Temples of critical thinking and debate
- In the recent subject-wise ranking of world universities by Quacquarelli Symonds (QS), Indian institutions improved with 26 departments or schools placed in the top 100 of their respective disciplines.
- Science, technology and business studies were the fields in which our universities showed their mettle.
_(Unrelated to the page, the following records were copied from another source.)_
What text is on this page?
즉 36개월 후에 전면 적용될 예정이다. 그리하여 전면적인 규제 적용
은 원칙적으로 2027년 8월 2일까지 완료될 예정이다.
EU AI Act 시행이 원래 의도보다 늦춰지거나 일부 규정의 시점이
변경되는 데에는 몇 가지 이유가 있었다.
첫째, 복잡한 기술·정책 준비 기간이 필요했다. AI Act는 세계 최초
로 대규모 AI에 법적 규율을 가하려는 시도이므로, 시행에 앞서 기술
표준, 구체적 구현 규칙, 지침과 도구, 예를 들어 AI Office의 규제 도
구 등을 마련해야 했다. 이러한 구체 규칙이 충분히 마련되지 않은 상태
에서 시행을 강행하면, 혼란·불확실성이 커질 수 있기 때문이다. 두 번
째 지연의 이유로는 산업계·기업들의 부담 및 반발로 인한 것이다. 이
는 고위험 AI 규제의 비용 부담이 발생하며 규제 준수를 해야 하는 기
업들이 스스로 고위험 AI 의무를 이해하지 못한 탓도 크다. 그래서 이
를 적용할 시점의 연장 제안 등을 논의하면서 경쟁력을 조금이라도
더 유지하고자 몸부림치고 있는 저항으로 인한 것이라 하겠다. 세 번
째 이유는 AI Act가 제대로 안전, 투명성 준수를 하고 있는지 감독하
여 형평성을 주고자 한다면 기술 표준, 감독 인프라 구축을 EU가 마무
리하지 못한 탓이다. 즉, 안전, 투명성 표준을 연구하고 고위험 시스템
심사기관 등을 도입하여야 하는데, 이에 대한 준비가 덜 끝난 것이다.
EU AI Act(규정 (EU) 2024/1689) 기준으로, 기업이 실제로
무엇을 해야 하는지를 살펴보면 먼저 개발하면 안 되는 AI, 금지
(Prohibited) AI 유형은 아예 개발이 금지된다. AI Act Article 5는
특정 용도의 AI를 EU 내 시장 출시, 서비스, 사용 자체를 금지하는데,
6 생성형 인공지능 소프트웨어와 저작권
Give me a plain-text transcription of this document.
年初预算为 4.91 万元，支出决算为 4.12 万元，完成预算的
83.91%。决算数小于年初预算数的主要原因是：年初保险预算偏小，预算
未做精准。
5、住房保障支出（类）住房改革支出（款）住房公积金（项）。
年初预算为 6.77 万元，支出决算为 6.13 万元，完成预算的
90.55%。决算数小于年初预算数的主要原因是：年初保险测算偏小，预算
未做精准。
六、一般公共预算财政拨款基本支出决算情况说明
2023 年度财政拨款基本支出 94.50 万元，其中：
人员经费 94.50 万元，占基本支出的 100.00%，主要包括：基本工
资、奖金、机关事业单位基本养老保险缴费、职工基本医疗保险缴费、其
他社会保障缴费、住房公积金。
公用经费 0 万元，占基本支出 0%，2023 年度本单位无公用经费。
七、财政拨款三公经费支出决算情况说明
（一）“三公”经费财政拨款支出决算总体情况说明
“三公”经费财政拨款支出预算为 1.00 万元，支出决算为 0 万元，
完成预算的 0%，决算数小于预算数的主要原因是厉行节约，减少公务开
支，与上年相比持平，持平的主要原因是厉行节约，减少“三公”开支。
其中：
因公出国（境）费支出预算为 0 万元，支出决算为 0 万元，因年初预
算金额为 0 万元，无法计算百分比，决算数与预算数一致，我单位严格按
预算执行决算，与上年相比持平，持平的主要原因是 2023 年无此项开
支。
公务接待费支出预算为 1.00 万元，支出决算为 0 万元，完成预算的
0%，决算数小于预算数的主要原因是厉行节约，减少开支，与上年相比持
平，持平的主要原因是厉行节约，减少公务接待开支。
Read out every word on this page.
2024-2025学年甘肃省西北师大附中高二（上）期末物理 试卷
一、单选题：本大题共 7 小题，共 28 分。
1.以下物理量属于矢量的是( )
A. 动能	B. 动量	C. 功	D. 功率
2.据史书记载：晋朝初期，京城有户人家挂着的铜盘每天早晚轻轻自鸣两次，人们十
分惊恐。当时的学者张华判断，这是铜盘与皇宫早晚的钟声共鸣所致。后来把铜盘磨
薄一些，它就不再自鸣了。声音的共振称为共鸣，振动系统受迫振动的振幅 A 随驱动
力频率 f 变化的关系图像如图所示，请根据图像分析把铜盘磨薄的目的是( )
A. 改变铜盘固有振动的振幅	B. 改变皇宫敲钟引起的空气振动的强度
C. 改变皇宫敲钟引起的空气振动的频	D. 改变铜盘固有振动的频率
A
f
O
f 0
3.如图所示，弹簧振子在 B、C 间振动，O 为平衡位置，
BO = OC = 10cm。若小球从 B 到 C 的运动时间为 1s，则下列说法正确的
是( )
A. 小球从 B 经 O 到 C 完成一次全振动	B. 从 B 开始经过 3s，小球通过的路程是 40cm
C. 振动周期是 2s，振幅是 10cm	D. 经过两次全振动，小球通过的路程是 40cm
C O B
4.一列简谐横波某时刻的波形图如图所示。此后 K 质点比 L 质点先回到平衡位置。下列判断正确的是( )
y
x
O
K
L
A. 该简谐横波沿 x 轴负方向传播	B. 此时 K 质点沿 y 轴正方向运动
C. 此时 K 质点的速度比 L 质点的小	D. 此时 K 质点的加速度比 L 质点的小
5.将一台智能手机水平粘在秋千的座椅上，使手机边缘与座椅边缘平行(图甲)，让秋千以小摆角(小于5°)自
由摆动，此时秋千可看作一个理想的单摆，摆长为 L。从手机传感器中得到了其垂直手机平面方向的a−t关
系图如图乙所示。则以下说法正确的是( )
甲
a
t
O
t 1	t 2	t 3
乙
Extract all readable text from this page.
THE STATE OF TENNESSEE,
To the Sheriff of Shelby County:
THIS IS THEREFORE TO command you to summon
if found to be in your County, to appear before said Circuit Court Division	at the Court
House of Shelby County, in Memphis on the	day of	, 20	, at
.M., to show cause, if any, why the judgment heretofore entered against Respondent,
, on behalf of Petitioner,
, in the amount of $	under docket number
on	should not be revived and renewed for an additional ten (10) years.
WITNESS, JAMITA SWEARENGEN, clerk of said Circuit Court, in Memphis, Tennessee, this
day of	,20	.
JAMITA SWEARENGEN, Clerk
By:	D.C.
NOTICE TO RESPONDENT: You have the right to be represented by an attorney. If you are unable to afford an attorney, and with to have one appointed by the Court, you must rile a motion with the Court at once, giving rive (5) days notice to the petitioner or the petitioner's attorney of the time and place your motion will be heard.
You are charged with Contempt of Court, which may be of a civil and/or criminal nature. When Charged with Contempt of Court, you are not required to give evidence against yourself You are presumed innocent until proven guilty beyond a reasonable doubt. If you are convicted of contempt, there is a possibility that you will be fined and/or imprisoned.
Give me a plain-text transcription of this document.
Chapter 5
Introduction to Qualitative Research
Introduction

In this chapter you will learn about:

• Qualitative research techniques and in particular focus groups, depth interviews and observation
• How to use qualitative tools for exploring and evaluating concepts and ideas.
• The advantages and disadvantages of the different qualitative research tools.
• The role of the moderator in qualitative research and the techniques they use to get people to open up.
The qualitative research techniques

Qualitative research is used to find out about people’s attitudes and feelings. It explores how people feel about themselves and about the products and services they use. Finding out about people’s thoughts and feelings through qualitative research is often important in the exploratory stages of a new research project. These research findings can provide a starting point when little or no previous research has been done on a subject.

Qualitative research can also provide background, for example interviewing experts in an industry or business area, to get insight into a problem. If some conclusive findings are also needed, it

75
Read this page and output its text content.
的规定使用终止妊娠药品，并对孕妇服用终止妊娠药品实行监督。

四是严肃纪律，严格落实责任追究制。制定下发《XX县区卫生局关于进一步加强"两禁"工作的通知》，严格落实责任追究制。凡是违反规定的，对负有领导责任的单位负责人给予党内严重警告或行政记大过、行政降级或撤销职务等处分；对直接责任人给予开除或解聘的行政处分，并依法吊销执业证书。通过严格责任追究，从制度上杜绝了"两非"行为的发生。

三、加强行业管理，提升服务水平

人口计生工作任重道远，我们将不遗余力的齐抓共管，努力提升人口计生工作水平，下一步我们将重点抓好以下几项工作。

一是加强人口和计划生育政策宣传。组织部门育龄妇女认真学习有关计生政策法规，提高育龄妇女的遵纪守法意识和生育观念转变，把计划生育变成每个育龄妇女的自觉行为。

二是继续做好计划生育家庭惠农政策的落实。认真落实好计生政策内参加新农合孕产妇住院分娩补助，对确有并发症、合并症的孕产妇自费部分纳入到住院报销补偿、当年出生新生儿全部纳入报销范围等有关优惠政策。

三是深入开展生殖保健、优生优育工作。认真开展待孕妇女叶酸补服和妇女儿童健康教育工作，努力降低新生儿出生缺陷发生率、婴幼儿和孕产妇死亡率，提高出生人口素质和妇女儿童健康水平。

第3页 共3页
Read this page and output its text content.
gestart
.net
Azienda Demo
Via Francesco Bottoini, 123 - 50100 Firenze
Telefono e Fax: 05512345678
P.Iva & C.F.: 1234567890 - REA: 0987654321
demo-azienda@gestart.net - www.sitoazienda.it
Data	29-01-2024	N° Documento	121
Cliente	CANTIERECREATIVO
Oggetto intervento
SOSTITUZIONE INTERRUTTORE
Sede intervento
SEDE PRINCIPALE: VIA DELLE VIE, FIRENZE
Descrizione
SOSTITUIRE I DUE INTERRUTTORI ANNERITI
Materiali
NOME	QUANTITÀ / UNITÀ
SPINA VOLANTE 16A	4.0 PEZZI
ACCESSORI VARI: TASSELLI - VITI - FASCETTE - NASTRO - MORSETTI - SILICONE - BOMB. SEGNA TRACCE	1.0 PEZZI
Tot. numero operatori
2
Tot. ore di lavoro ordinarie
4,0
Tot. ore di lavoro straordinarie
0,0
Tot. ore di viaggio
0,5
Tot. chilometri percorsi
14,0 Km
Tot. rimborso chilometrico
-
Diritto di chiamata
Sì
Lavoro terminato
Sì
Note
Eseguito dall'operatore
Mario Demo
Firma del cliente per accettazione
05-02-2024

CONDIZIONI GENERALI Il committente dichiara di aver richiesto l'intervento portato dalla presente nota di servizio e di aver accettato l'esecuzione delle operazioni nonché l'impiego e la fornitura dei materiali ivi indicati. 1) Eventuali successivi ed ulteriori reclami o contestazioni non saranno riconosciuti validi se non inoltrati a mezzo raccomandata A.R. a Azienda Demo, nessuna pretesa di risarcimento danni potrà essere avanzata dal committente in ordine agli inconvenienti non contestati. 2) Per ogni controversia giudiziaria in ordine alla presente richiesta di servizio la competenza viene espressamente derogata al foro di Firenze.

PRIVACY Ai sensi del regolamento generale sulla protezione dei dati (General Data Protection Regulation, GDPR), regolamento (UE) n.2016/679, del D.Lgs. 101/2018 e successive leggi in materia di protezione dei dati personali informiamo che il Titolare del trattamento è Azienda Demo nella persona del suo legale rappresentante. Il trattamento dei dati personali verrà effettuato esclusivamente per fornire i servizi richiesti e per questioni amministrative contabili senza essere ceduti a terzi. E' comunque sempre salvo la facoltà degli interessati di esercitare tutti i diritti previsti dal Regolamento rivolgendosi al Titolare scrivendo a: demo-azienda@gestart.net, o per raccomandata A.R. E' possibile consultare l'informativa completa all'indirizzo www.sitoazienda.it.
Not even a single Indian university features in the QS ranking of the world’s top 150 in overall parameters.
- The Indian Institutes of Technology (IITs) of Bombay and Delhi are at the 152nd and 182nd places in the overall rankings, while IISc Bangalore appears at the 184th position.
- QS’s top 10 in overall terms include five American universities (MIT, Stanford, Harvard, Caltech and Chicago), four British universities (Oxford, Cambridge, UCL and Imperial College) and one Swiss university (ETH Zurich).
- All the five American names in this list are private universities, while the British and Swiss institutions are public universities which have nonetheless enjoyed significant autonomy from governmental control over decades.
- One common factor behind the success of the topmost universities is the freedom with which they operate.
- They have been major centres of innovation in teaching and research thanks to independence from bureaucratic or corporate meddling and political intervention by parties of the day.
- They could remain centres of extraordinary excellence in a sustained way by according primacy to matters of the mind, i.e. intellectual ideas and solutions to problems, and avoiding becoming hostage to dogmatic thought.
- All the great universities of the world are ideologically pluralistic, with a mix of right, left and centre among their faculty and students.
- Professors and students are free to choose whatever opinion they prefer.
- No one is penalised for holding a pro- or antiview on social, economic, political, cultural or scientific matters.
- The top universities are also excellent at attracting and retaining talent.
- They hire professors very selectively, based on outstanding scholarly abilities.
- They reject a large number of candidates for admission as students, and admit only the brightest and the most meritorious.
- Big universities also inculcate critical thinking, debating and writing abilities in their students. They encourage students to look at issues through interdisciplinary lenses and to challenge their own professors.
- This type of interactive pedagogy produces champion graduates who have a reputation for cutting-edge skills and knowledge in the job market.
- Top global universities are also super-smart financial managers.
- By 2019, the total endowment of Harvard was worth $40 billion, which is made up of over 13,000 individual funds.
- Since the top Anglo-American universities go back centuries, it is arguable whether such type of elite institutions can be quickly and easily replicated outside the U.S. and the U.K.
- These big universities are products of historical circumstances which relied on private philanthropy, colonial plunder or governmental subsidies to reach the level they are at today.
- In the QS world rankings on overall basis, Tsinghua University is ranked number 16, Peking University is at 22, Fudan University is at 40, and Zhejiang University is at 54. This is a miraculous leap forward.
- In India, as the government is cash-strapped and lacks the kind of resources which the Chinese state deployed.
- Insularity and self-congratulatory frog-in-the-well attitudes have held us back for long.
- India has miles to go in higher education.